Art x Science

While the fusion of arts, music, and creative methods is fused within my research and teaching, I find quite intense fascination with bringing these methods and artistic practices in conversation with the sciences, especially tree ring sciences, climate sciences, and botanical sciences. Some of the artistic and musical methods I use are the following:

  • Printmaking
  • Textiles and Quilting
  • Embroidery
  • Jazz Composition
  • Botanical Illustration
  • Ceramics

Below are some of those projects!


Transcalar Triptych with Ellen Bergan

Working with one of my most dear colleagues and friend, Ellen and I worked to re-enliven Pleistocene wood that is over 50,000 years old through textiles and printmaking. Truly my favorite collaboration and art-science fusion that I’ve had the chance to co-create. Read more in NiCHE and Antennae Issue 64!


PhD Dissertation Cover

The cover of my dissertation titled “The Missing Ring: Tree Ring Scholar-Activism, Creative Justice-Based Pedagogies, & Community-Centered Geographies in the Climate Crisis.” This piece juxtaposes my ongoing, internal conflict of navigating academic spaces will staying true to my environmental justice and activism roots. On the left is a scan of my fingerprint from being arrested at a non-violent sit-in and the left is a print of a block of wood depicting it’s many decades of lived experiences in the tree’s rings.


Tree Ring Printmaking

While I have mainly used tree ring printmaking as an education tool, the power of printmaking to make visual the intensities of landscape change I find absolutely mesmerizing. Above is a print from a tree that shows a thin white line about halfway through the tree’s life that is the year that white settlers colonized a part of Mississippi and drastically changed the Indigenous fire regime.

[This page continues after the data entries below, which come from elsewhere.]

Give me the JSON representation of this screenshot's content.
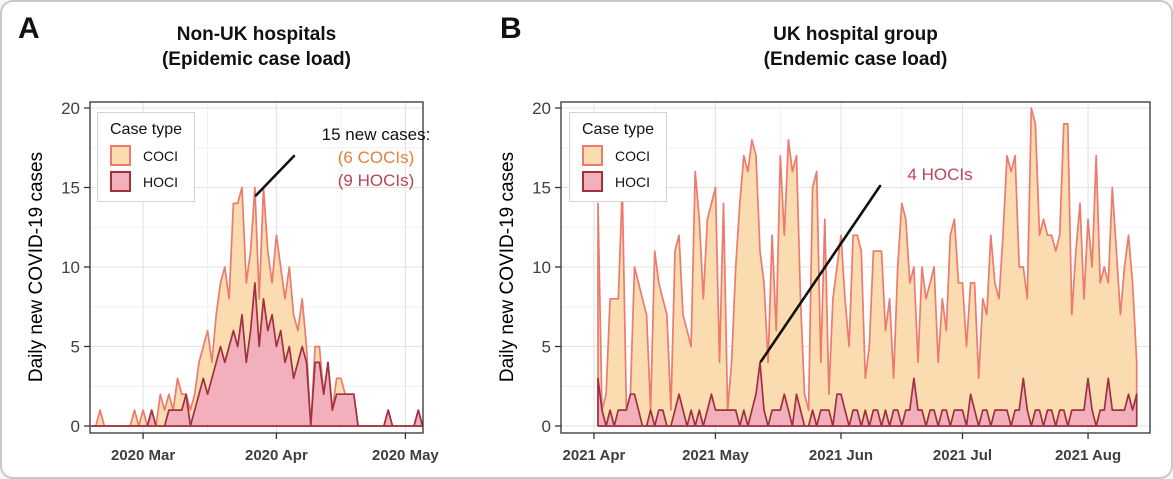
{
  "legend": {
    "title": "Case type",
    "items": [
      {
        "label": "COCI"
      },
      {
        "label": "HOCI"
      }
    ]
  },
  "panels": [
    {
      "letter": "A",
      "title_line1": "Non-UK hospitals",
      "title_line2": "(Epidemic case load)",
      "y_axis_label": "Daily new COVID-19 cases",
      "annotation": {
        "line1": "15 new cases:",
        "line2": "(6 COCIs)",
        "line3": "(9 HOCIs)"
      }
    },
    {
      "letter": "B",
      "title_line1": "UK hospital group",
      "title_line2": "(Endemic case load)",
      "y_axis_label": "Daily new COVID-19 cases",
      "annotation": {
        "line1": "4 HOCIs"
      }
    }
  ],
  "colors": {
    "coci_fill": "#FADCB0",
    "coci_stroke": "#EC7A6E",
    "hoci_fill": "#F2AFBC",
    "hoci_stroke": "#A0313F",
    "annotation_orange": "#E0823E",
    "annotation_red": "#BD4456",
    "annotation_line": "#111111",
    "grid_major": "#E3E3E3",
    "grid_minor": "#F1F1F1",
    "panel_border": "#333333",
    "tick_label": "#3F3F3F"
  },
  "chart_data": [
    {
      "type": "area",
      "stacked": true,
      "title": "Non-UK hospitals (Epidemic case load)",
      "xlabel": "",
      "ylabel": "Daily new COVID-19 cases",
      "ylim": [
        0,
        20
      ],
      "y_major_ticks": [
        0,
        5,
        10,
        15,
        20
      ],
      "y_minor_ticks": [
        2.5,
        7.5,
        12.5,
        17.5
      ],
      "grid": true,
      "legend_position": "top-left-inside",
      "x_unit": "day",
      "x_start": "2020-02-18",
      "x_tick_labels": [
        "2020 Mar",
        "2020 Apr",
        "2020 May"
      ],
      "x_tick_day_index": [
        12,
        43,
        73
      ],
      "x_minor_day_index": [
        27,
        58
      ],
      "series": [
        {
          "name": "COCI",
          "values": [
            0,
            0,
            1,
            0,
            0,
            0,
            0,
            0,
            0,
            0,
            1,
            0,
            1,
            0,
            0,
            0,
            2,
            1,
            1,
            0,
            2,
            1,
            0,
            1,
            1,
            2,
            2,
            4,
            1,
            3,
            4,
            6,
            3,
            8,
            9,
            8,
            5,
            5,
            6,
            3,
            7,
            5,
            2,
            7,
            4,
            4,
            5,
            4,
            2,
            3,
            1,
            0,
            1,
            1,
            0,
            0,
            0,
            1,
            1,
            0,
            0,
            0,
            0,
            0,
            0,
            0,
            0,
            0,
            0,
            0,
            0,
            0,
            0,
            0,
            0,
            0,
            0,
            0
          ]
        },
        {
          "name": "HOCI",
          "values": [
            0,
            0,
            0,
            0,
            0,
            0,
            0,
            0,
            0,
            0,
            0,
            0,
            0,
            0,
            1,
            0,
            0,
            0,
            1,
            1,
            1,
            1,
            2,
            0,
            1,
            2,
            3,
            2,
            3,
            4,
            5,
            4,
            5,
            6,
            5,
            7,
            4,
            6,
            9,
            5,
            8,
            6,
            7,
            5,
            6,
            4,
            5,
            3,
            4,
            5,
            4,
            0,
            4,
            4,
            2,
            4,
            1,
            2,
            2,
            2,
            2,
            2,
            0,
            0,
            0,
            0,
            0,
            0,
            0,
            1,
            0,
            0,
            0,
            0,
            0,
            0,
            1,
            0
          ]
        }
      ],
      "annotation": {
        "text": "15 new cases: (6 COCIs) (9 HOCIs)",
        "day_index": 38,
        "total": 15,
        "coci": 6,
        "hoci": 9
      }
    },
    {
      "type": "area",
      "stacked": true,
      "title": "UK hospital group (Endemic case load)",
      "xlabel": "",
      "ylabel": "Daily new COVID-19 cases",
      "ylim": [
        0,
        20
      ],
      "y_major_ticks": [
        0,
        5,
        10,
        15,
        20
      ],
      "y_minor_ticks": [
        2.5,
        7.5,
        12.5,
        17.5
      ],
      "grid": true,
      "legend_position": "top-left-inside",
      "x_unit": "day",
      "x_start": "2021-04-02",
      "x_tick_labels": [
        "2021 Apr",
        "2021 May",
        "2021 Jun",
        "2021 Jul",
        "2021 Aug"
      ],
      "x_tick_day_index": [
        -1,
        29,
        60,
        90,
        121
      ],
      "x_minor_day_index": [
        14,
        45,
        75,
        106
      ],
      "series": [
        {
          "name": "COCI",
          "values": [
            11,
            0,
            2,
            7,
            8,
            7,
            14,
            0,
            0,
            8,
            8,
            8,
            7,
            0,
            11,
            8,
            7,
            7,
            1,
            10,
            10,
            6,
            6,
            4,
            16,
            12,
            8,
            12,
            12,
            14,
            3,
            13,
            0,
            3,
            9,
            14,
            16,
            16,
            17,
            15,
            7,
            8,
            4,
            11,
            5,
            16,
            10,
            17,
            16,
            15,
            7,
            2,
            1,
            14,
            16,
            3,
            12,
            1,
            8,
            8,
            10,
            7,
            5,
            11,
            11,
            11,
            2,
            5,
            10,
            10,
            11,
            5,
            8,
            2,
            9,
            14,
            12,
            8,
            7,
            3,
            9,
            8,
            8,
            9,
            4,
            7,
            5,
            12,
            12,
            8,
            8,
            5,
            7,
            8,
            3,
            7,
            6,
            12,
            8,
            7,
            11,
            16,
            16,
            16,
            9,
            7,
            7,
            20,
            18,
            11,
            13,
            11,
            11,
            11,
            11,
            18,
            19,
            6,
            10,
            13,
            7,
            10,
            9,
            17,
            8,
            9,
            6,
            14,
            10,
            6,
            9,
            10,
            8,
            2
          ]
        },
        {
          "name": "HOCI",
          "values": [
            3,
            1,
            0,
            1,
            0,
            1,
            1,
            1,
            2,
            2,
            1,
            0,
            0,
            1,
            0,
            1,
            1,
            0,
            0,
            1,
            2,
            1,
            0,
            1,
            0,
            1,
            0,
            1,
            2,
            1,
            1,
            1,
            1,
            1,
            1,
            0,
            1,
            0,
            1,
            2,
            4,
            1,
            0,
            1,
            1,
            1,
            2,
            1,
            0,
            2,
            1,
            0,
            0,
            1,
            0,
            1,
            1,
            1,
            0,
            2,
            2,
            1,
            0,
            1,
            1,
            0,
            1,
            0,
            1,
            1,
            0,
            1,
            0,
            1,
            1,
            0,
            1,
            1,
            3,
            1,
            1,
            0,
            1,
            1,
            0,
            1,
            1,
            0,
            1,
            1,
            1,
            0,
            2,
            1,
            0,
            1,
            1,
            0,
            1,
            1,
            1,
            1,
            0,
            1,
            1,
            3,
            1,
            0,
            1,
            1,
            0,
            1,
            1,
            0,
            1,
            1,
            0,
            1,
            1,
            1,
            1,
            3,
            1,
            0,
            1,
            1,
            3,
            1,
            1,
            1,
            1,
            2,
            1,
            2
          ]
        }
      ],
      "annotation": {
        "text": "4 HOCIs",
        "day_index": 40,
        "hoci": 4
      }
    }
  ]
}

Jazz Composition from NOAA Climate Data

The following tune utilized the National Oceanic and Atmospheric Administration’s (NOAA) dataset of global average temperatures back to 1880’s, separated and averaged by decade, and based the chord and melodic progression off of the decadal averages in the changing and increasing global temperatures. Additionally, the shifts in melodic and harmonic structure were also inspired by the influences of Black jazz musicians such as Oscar Pettiford, Milt Jackson, Melba Liston, and Oscar Peterson especially during the 1950’s and 1960’s which coincided with sharp and steady increases in global temperatures. When soloing, musicians are asked to think about the question: “What is at stake with climate change?” and “How has and will climate change affect the creation of music?”


Climate Quilt

Stemming from a class assignment, I have now accumulated over 30 handmade quilt squares that harkens back to the AIDs Memorial Quilt and challenges students, community members, and beyond to try and depict what is lost with global climate change.


Master’s Dissertation Cover

For the cover of my master’s dissertation titled “Plant Extinction in the Anthropocene: Emotional Political Ecologies of American Chestnut’s Disappearance in Central Appalachia”, I illustrated all the plants that the Appalachians I worked with along with my own plant identification of the plant life that surrounded the American Chestnut’s extinction in the region and felt, absorbed, and adapted to this disruptive change in the ecologies of mountains.